A dozen years ago the public servant, academic, and poet Douglas V. LePan said to me, over lunch at Massey College, that he couldn't understand why people wanted to be university presidents any more. Since the early 1970s, he argued, the power available to presidents had declined, and about all they could do now was preside over meetings and help to apportion budget cuts: 'And where's the joy in that?'

Howard C. Clark, an eminent New Zealand-born chemist who served as the president of Dalhousie University from 1986 to 1995, sounds as though he might actually have enjoyed doing a bit of cutting. This book is part memoir, part description and analysis of the changes that have taken place in Canadian universities since his appointment, at age twenty-eight, to the University of British Columbia in 1957, and part polemic, attacking faculty unionization and advocating a return to the top-down management that characterized the institutions before the 1960s.

Clark comes across as able, self-assured, and idealistic, a man who thinks that other academics should live up to the high standards he has set for himself and has evidently met. He seems impatient with those who don't share his general outlook and rather naïve about the knotty issue of merit and how to reward it. And he shares with many academics a tendency to generalize from his own experiences about subjects in which he is not expert.

His image of pre-1960 Canadian universities is one of small, intimate, generally well governed, happy places, in which undergraduate teaching was taken seriously and faculty members pulled together loyally for the good of the institution. The 1960s brought rapid growth, producing institutions in which loyalty came to be focused on the faculty, the department, or the discipline, at the expense of institutional loyalty.

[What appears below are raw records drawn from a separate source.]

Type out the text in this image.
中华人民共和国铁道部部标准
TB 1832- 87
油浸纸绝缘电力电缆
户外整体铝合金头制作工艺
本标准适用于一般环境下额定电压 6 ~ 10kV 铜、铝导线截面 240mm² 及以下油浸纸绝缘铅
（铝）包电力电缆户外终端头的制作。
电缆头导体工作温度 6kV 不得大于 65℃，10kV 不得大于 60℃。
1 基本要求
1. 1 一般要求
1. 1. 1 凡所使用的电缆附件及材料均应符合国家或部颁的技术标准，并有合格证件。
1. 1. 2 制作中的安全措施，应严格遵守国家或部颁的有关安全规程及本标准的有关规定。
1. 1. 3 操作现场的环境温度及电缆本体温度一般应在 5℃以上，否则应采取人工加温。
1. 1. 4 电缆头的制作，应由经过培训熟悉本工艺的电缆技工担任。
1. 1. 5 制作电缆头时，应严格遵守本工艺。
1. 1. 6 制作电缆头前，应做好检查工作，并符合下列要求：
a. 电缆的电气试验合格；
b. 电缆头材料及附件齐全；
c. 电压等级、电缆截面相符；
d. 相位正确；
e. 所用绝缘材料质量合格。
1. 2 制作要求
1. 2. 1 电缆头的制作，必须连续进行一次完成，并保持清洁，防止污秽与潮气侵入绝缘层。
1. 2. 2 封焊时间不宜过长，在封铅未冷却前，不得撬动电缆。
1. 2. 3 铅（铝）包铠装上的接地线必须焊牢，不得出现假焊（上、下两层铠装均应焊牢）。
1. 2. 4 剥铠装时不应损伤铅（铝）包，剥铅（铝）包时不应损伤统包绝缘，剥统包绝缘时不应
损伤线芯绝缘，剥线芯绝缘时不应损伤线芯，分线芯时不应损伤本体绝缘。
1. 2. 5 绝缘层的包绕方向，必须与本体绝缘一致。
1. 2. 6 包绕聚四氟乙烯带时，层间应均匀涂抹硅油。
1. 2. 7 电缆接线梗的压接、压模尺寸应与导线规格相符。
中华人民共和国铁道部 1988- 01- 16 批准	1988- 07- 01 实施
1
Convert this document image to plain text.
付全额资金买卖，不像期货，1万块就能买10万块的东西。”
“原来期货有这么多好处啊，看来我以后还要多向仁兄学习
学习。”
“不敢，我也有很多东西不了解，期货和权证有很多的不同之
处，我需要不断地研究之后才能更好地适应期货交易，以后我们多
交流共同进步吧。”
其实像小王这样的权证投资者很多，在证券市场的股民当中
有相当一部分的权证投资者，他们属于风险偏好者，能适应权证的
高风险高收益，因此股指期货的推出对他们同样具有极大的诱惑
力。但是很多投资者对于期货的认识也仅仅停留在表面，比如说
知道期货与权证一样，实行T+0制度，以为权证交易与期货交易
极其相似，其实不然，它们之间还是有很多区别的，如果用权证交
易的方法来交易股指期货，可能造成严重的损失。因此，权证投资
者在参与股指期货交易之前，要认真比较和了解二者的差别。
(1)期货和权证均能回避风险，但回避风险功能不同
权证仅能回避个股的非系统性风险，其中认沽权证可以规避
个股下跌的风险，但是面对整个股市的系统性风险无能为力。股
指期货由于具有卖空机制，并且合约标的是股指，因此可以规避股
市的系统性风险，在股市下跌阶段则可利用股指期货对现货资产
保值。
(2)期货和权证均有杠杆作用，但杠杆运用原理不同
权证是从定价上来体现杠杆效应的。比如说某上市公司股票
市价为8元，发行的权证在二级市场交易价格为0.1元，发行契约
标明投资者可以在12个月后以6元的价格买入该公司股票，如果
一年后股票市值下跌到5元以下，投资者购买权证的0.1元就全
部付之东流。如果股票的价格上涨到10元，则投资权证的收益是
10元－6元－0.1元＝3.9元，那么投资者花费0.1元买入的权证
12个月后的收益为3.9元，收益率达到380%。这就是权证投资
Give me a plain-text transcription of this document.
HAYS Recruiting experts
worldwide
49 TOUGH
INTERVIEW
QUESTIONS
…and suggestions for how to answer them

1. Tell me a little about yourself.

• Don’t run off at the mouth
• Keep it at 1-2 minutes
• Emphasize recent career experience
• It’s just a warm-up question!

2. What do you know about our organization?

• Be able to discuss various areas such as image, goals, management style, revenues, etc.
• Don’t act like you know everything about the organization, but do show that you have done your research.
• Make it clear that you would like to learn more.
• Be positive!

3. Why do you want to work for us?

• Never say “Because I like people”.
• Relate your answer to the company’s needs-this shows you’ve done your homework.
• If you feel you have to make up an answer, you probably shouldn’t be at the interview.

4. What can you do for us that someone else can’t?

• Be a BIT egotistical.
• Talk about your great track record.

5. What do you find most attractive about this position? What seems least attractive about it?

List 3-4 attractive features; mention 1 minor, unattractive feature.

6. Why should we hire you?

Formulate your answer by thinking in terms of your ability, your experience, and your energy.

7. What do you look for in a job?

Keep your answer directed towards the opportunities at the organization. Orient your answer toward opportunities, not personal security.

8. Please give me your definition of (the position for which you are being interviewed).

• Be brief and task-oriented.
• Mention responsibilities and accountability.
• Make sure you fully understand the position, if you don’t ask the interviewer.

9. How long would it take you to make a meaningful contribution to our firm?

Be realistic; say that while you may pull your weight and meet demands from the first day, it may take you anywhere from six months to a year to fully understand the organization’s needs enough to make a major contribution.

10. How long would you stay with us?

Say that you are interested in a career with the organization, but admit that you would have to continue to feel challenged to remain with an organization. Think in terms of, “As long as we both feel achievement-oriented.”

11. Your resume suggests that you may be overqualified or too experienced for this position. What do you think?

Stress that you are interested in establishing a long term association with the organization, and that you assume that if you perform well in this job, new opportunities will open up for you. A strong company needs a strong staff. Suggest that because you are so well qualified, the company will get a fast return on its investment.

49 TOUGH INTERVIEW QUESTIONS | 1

Faculty members became increasingly critical of the way the institution was run, and with money in ample supply, they were able to devote time to increasing the power of faculty members. When money became harder to get, in the 1970s and 1980s, a desire for secure employment led to faculty unionization.

Unions are Clark's particular bugbear. Based mostly on his experiences at Dalhousie, the only unionized university he has worked at, he believes that faculty unions have rendered universities largely ungovernable, with cliques of faculty members able to use collective agreements to deny the rewards due to merit, to prevent the pruning of academic deadwood or the [End Page 305] closing of weak or uneconomical units, and generally to frustrate efforts at reform. Legislative action is necessary, in his view, to reduce the power of the faculty and increase that of presidents and governing boards, thereby presumably restoring to universities the sense of unity and purpose that they need in order to meet the challenges of the present and the future.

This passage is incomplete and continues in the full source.